Question

A 5000 kg rocket is set for vertical firing the exhaust speed is $800m/s$ to give an initial acceleration of $20m/s^2$, the amount of gas ejected per second to supply. The needed thrust will be:
a. $137.5kg/s$.
b. $185.5kg/s$.
c. $187.5kg/s$.
d. $127.5kg/s$.

Answer 1

Propulsion system is a machine which is used to produce thrust so that the machine can move forward. The rocket has a propulsion system which burns the fuel and produces thrust which lifts the rocket from the ground.

Formula used:
The relation of the rocket propulsion is given by,
$\Rightarrow \left( {\dfrac{{\Delta m}}{{\Delta t}}} \right)v - mg = ma$
Where kg per sec is $\dfrac{{\Delta m}}{{\Delta t}}$, the velocity of the exhaust fuel is v, the acceleration of the rocket is a and the acceleration due to gravity is g.

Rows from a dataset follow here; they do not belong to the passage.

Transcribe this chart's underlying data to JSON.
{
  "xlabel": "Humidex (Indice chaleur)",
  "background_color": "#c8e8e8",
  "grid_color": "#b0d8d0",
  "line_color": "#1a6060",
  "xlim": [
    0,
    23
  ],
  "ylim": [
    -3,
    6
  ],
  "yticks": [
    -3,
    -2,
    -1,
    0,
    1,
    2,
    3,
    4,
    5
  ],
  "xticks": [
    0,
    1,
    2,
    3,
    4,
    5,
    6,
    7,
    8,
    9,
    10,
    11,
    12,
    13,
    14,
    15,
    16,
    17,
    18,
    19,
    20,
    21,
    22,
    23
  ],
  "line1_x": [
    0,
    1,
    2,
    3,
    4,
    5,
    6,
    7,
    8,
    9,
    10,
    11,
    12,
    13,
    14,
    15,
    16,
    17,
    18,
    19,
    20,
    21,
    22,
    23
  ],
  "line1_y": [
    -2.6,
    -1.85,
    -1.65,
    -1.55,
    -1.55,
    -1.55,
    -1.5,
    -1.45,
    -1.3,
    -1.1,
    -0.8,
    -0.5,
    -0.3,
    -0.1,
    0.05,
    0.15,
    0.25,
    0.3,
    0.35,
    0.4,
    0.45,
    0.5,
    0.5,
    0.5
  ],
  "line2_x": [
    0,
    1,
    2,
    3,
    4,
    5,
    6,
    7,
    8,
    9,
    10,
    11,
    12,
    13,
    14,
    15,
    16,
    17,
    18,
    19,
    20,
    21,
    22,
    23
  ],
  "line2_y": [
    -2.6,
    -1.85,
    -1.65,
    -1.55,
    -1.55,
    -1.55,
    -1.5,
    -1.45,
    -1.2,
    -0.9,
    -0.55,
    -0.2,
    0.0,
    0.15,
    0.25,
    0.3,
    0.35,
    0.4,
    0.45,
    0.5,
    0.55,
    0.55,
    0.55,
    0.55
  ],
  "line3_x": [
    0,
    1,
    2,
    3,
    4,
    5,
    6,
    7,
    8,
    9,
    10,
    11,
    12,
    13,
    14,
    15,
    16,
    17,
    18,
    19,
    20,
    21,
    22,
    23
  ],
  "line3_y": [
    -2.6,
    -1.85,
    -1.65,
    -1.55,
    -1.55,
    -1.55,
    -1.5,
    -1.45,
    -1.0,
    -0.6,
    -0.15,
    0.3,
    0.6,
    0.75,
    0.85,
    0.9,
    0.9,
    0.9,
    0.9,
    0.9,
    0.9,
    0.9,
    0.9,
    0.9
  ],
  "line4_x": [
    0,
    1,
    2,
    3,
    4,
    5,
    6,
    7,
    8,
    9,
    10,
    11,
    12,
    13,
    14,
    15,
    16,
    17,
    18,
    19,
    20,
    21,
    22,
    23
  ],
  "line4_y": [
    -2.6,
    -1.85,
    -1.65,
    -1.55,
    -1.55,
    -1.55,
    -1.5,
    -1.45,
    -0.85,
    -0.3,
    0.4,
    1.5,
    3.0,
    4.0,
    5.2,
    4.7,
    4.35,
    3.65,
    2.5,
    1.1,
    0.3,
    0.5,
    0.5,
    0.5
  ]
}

Complete step by step answer:
It is given the problem that the $5000kg$ rocket is set for vertical firing. The exhaust speed is $800m/s$ to give an initial acceleration of $20m/s^2$, we need to find the thrust of the rocket.

Step1:
From the rocket propulsion equation we have,
$\Rightarrow \left( {\dfrac{{\Delta m}}{{\Delta t}}} \right)v - mg = ma$
Where $\dfrac{{\Delta m}}{{\Delta t}} =$ mass of gas ejected per sec.
m = Mass of the rocket $= 5000kg$
v = Speed of exhaust gases $= 800m/s$
a = Initial acceleration $= 20m/s^2$

Step2:
Now substitute all the values in the above equation and calculate the gas ejected per second.
$\Rightarrow \left( {\dfrac{{\Delta m}}{{\Delta t}}} \right)v = ma + mg$
$\Rightarrow \left( {\dfrac{{\Delta m}}{{\Delta t}}} \right)v = \left( {a + g} \right)m$
The acceleration due to gravity is $g = 10m/s^2$.
$\Rightarrow \left( {\dfrac{{\Delta m}}{{\Delta t}}} \right) \times 800 = \left( {20 + 10} \right) \times 5000$
On solving we get.
$\Rightarrow \left( {\dfrac{{\Delta m}}{{\Delta t}}} \right) = \dfrac{{30 \times 5000}}{{800}} = 187 \cdot 5kg/s$
The thrust of the rocket is equal to $187 \cdot 5kg/s$.

Hence, the correct answer is option (C).

Note: It is advised to students to understand and remember the formula of the rocket propulsion as it is very useful in solving these problems. The thrust is the force which is perpendicular to the surface. According to Newton's third law of motion, every action has an equal and opposite reaction the rocket takes lifts from the ground.